The Liars Are “Very Concerned” Program They Lied About Will Be Defunded
Buried at the bottom of a broader story on opposition to the Amash-Conyers amendment, CNN offers a very solicitous account of the White House statement opposing it, making no note of how absurd the entire premise is.
The White House issued a statement Tuesday evening, saying that it opposes the amendment and urges the House to reject it. “In light of the recent unauthorized disclosures, the president has said that he welcomes a debate about how best to simultaneously safeguard both our national security and the privacy of our citizens,” the statement said. “However, we oppose the current effort in the House to hastily dismantle one of our intelligence community’s counterterrorism tools. This blunt approach is not the product of an informed, open, or deliberative process.”
CNN does, however, provide James Clapper and Keith Alexander an opportunity to give their readout of the TS/SCI briefings they gave Congress.
In spite of reporting describing it as a lobbying session, these noted prevaricators claim their job wasn’t to persuade, it was just to answer questions.
“Our mission wasn’t to convince the House to do anything other than to provide information for them to make a decision,” Alexander told CNN.
Asked if they satisfied lawmakers and persuaded them not to change the program, Alexander would only say it was useful to “get the facts on the table.”
Sort of gives you the impression they failed to persuade, huh?
But if their mission was really to “provide information” and “get the facts on the table,” then what have all the unclassified briefings been about?

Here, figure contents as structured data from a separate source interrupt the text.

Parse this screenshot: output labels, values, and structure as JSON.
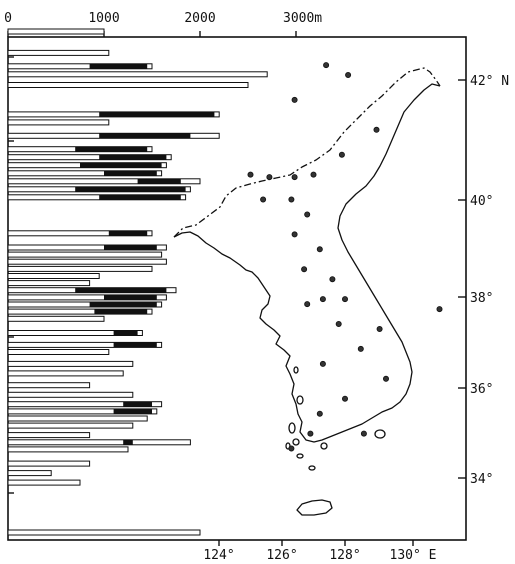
{
  "top_axis": {
    "ticks": [
      {
        "value": 0,
        "label": "0"
      },
      {
        "value": 1000,
        "label": "1000"
      },
      {
        "value": 2000,
        "label": "2000"
      },
      {
        "value": 3000,
        "label": "3000m"
      }
    ]
  },
  "latitude_ticks": [
    {
      "value": 42,
      "label": "42° N"
    },
    {
      "value": 40,
      "label": "40°"
    },
    {
      "value": 38,
      "label": "38°"
    },
    {
      "value": 36,
      "label": "36°"
    },
    {
      "value": 34,
      "label": "34°"
    }
  ],
  "longitude_ticks": [
    {
      "value": 124,
      "label": "124°"
    },
    {
      "value": 126,
      "label": "126°"
    },
    {
      "value": 128,
      "label": "128°"
    },
    {
      "value": 130,
      "label": "130° E"
    }
  ],
  "chart_data": {
    "type": "bar",
    "orientation": "horizontal",
    "x_unit": "m",
    "xlim": [
      0,
      3500
    ],
    "ylim": [
      33,
      43.2
    ],
    "series": [
      {
        "key": "open",
        "fill": "white",
        "values_note": "total bar length"
      },
      {
        "key": "dark",
        "fill": "black",
        "values_note": "dark segment"
      }
    ],
    "bars": [
      {
        "lat": 43.15,
        "total": 1000
      },
      {
        "lat": 42.75,
        "total": 1050
      },
      {
        "lat": 42.5,
        "total": 1500,
        "dark": [
          850,
          1450
        ]
      },
      {
        "lat": 42.35,
        "total": 2700
      },
      {
        "lat": 42.15,
        "total": 2500
      },
      {
        "lat": 41.6,
        "total": 2200,
        "dark": [
          950,
          2150
        ]
      },
      {
        "lat": 41.45,
        "total": 1050
      },
      {
        "lat": 41.2,
        "total": 2200,
        "dark": [
          950,
          1900
        ]
      },
      {
        "lat": 40.95,
        "total": 1500,
        "dark": [
          700,
          1450
        ]
      },
      {
        "lat": 40.8,
        "total": 1700,
        "dark": [
          950,
          1650
        ]
      },
      {
        "lat": 40.65,
        "total": 1650,
        "dark": [
          750,
          1600
        ]
      },
      {
        "lat": 40.5,
        "total": 1600,
        "dark": [
          1000,
          1550
        ]
      },
      {
        "lat": 40.35,
        "total": 2000,
        "dark": [
          1350,
          1800
        ]
      },
      {
        "lat": 40.2,
        "total": 1900,
        "dark": [
          700,
          1850
        ]
      },
      {
        "lat": 40.05,
        "total": 1850,
        "dark": [
          950,
          1800
        ]
      },
      {
        "lat": 39.3,
        "total": 1500,
        "dark": [
          1050,
          1450
        ]
      },
      {
        "lat": 39.0,
        "total": 1650,
        "dark": [
          1000,
          1550
        ]
      },
      {
        "lat": 38.85,
        "total": 1600
      },
      {
        "lat": 38.7,
        "total": 1650
      },
      {
        "lat": 38.55,
        "total": 1500
      },
      {
        "lat": 38.4,
        "total": 950
      },
      {
        "lat": 38.25,
        "total": 850
      },
      {
        "lat": 38.1,
        "total": 1750,
        "dark": [
          700,
          1650
        ]
      },
      {
        "lat": 37.95,
        "total": 1650,
        "dark": [
          1000,
          1550
        ]
      },
      {
        "lat": 37.8,
        "total": 1600,
        "dark": [
          850,
          1550
        ]
      },
      {
        "lat": 37.65,
        "total": 1500,
        "dark": [
          900,
          1450
        ]
      },
      {
        "lat": 37.5,
        "total": 1000
      },
      {
        "lat": 37.2,
        "total": 1400,
        "dark": [
          1100,
          1350
        ]
      },
      {
        "lat": 36.95,
        "total": 1600,
        "dark": [
          1100,
          1550
        ]
      },
      {
        "lat": 36.8,
        "total": 1050
      },
      {
        "lat": 36.55,
        "total": 1300
      },
      {
        "lat": 36.35,
        "total": 1200
      },
      {
        "lat": 36.1,
        "total": 850
      },
      {
        "lat": 35.9,
        "total": 1300
      },
      {
        "lat": 35.7,
        "total": 1600,
        "dark": [
          1200,
          1500
        ]
      },
      {
        "lat": 35.55,
        "total": 1550,
        "dark": [
          1100,
          1500
        ]
      },
      {
        "lat": 35.4,
        "total": 1450
      },
      {
        "lat": 35.25,
        "total": 1300
      },
      {
        "lat": 35.05,
        "total": 850
      },
      {
        "lat": 34.9,
        "total": 1900,
        "dark": [
          1200,
          1300
        ]
      },
      {
        "lat": 34.75,
        "total": 1250
      },
      {
        "lat": 34.45,
        "total": 850
      },
      {
        "lat": 34.25,
        "total": 450
      },
      {
        "lat": 34.05,
        "total": 750
      },
      {
        "lat": 33.0,
        "total": 2000
      }
    ]
  },
  "map": {
    "lon_range": [
      122.8,
      131.8
    ],
    "lat_range": [
      33.0,
      43.2
    ],
    "stations": [
      [
        126.4,
        41.6
      ],
      [
        129.0,
        41.0
      ],
      [
        127.9,
        40.5
      ],
      [
        125.0,
        40.1
      ],
      [
        125.6,
        40.05
      ],
      [
        126.4,
        40.05
      ],
      [
        127.0,
        40.1
      ],
      [
        125.4,
        39.6
      ],
      [
        126.3,
        39.6
      ],
      [
        126.8,
        39.3
      ],
      [
        126.4,
        38.9
      ],
      [
        127.2,
        38.6
      ],
      [
        126.7,
        38.2
      ],
      [
        127.6,
        38.0
      ],
      [
        127.3,
        37.6
      ],
      [
        128.0,
        37.6
      ],
      [
        126.8,
        37.5
      ],
      [
        127.8,
        37.1
      ],
      [
        129.1,
        37.0
      ],
      [
        128.5,
        36.6
      ],
      [
        127.3,
        36.3
      ],
      [
        129.3,
        36.0
      ],
      [
        128.0,
        35.6
      ],
      [
        127.2,
        35.3
      ],
      [
        126.9,
        34.9
      ],
      [
        128.6,
        34.9
      ],
      [
        126.3,
        34.6
      ],
      [
        131.0,
        37.4
      ],
      [
        127.4,
        42.3
      ],
      [
        128.1,
        42.1
      ]
    ]
  }
}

Is this claim they were only now “providing information” yet another indication that they were, perhaps, misinforming before? Again?
That, to me, is a big part of this story: that two men who have lied repeatedly about these programs felt the need to conduct Top Secret briefings to provide information that hadn’t been provided in the past.
All of which makes me very unsympathetic to Clapper’s stated worry.
A day before the House is expected to vote on restrictions to the National Security Agency’s controversial phone surveillance program, the director of national intelligence told CNN Tuesday he would be “very concerned” if the measure were to pass.
This program is problematic for several reasons: it is overkill to achieve its stated purpose and it violates the intent of the Fourth Amendment.
But add to that the trust those overseeing the program chose to piss away by lying about this collection repeatedly in the past.
If Amash-Conyers does pass (and it’s still a long-shot unless each and every one of you manages to convince your Rep to support it), it will be in significant part because Clapper and Alexander abused the trust placed in them.
Update: HuffPo covers this straight, too, though at least it includes Demand Progress’ views.
Not to go OT but Jim White have you seen this?
http://www.businessinsider.com/us-russia-intend-to-arm-sides-in-syria-2013-7
Not to worry, secret laws, secret programs, secret letters, secret orders, secret signing understanding statements, The money will be spent, the programs will continue, the House will get no less disrespect than the rest of America.
Something about the continuous state of emergency and how the too big to fail banks and debt servicers must be protected forever and ever.
@greengiant: Actually given that Sensenbrenner and others were clear that this went way beyond what they thought was legal, and given how much the current and previous executive branch (or rather the uncontrolled agencies that are nominally a part of them) just did it does beg the question:
Would they respect this law even if it is passed?
Mind you I’m not certain that they wouldn’t but then my belief in their respect for, well anything legal or constitutional has been pretty much shot at this point.
Weiner sticks to mayoral race with wife at his side despite new sex photo
Could there be a message here ? This is what happens when you don’t knuckle your brow to the NSA ? What happens if you vote against the NSA’s appropriation ?
If the Congress can’t shut ’em down now they’ll never be able to shut ’em down. The finger writes on the wall and moves on.
@klynn: Thanks. In order to preserve both my physical and mental health, I’ve chosen not to blog on the Syria situation. There is so much disinformation coming from so many sides that I just don’t think I’d be able to cope.
If our geniuses in government choose to send our troops there in open warfare, I guess I’ll be dragged kicking and screaming into covering it, though.
@C: Yes my take is that the only respect given any new laws will be the ignoring of them.
Forgot about secret courts. Forgot about secret 4th branch of government in state of emergency. Forgot about Brenner swearing on a short form of the constitution.
Once their monkeys are let out of their constitutional cages are they ever recaptured?
The first response to inquiries is distractional chaff that they must leave around for people like Snowden to find. Even the letters that no one has, a few have heard of, and fewer have seen are chaff.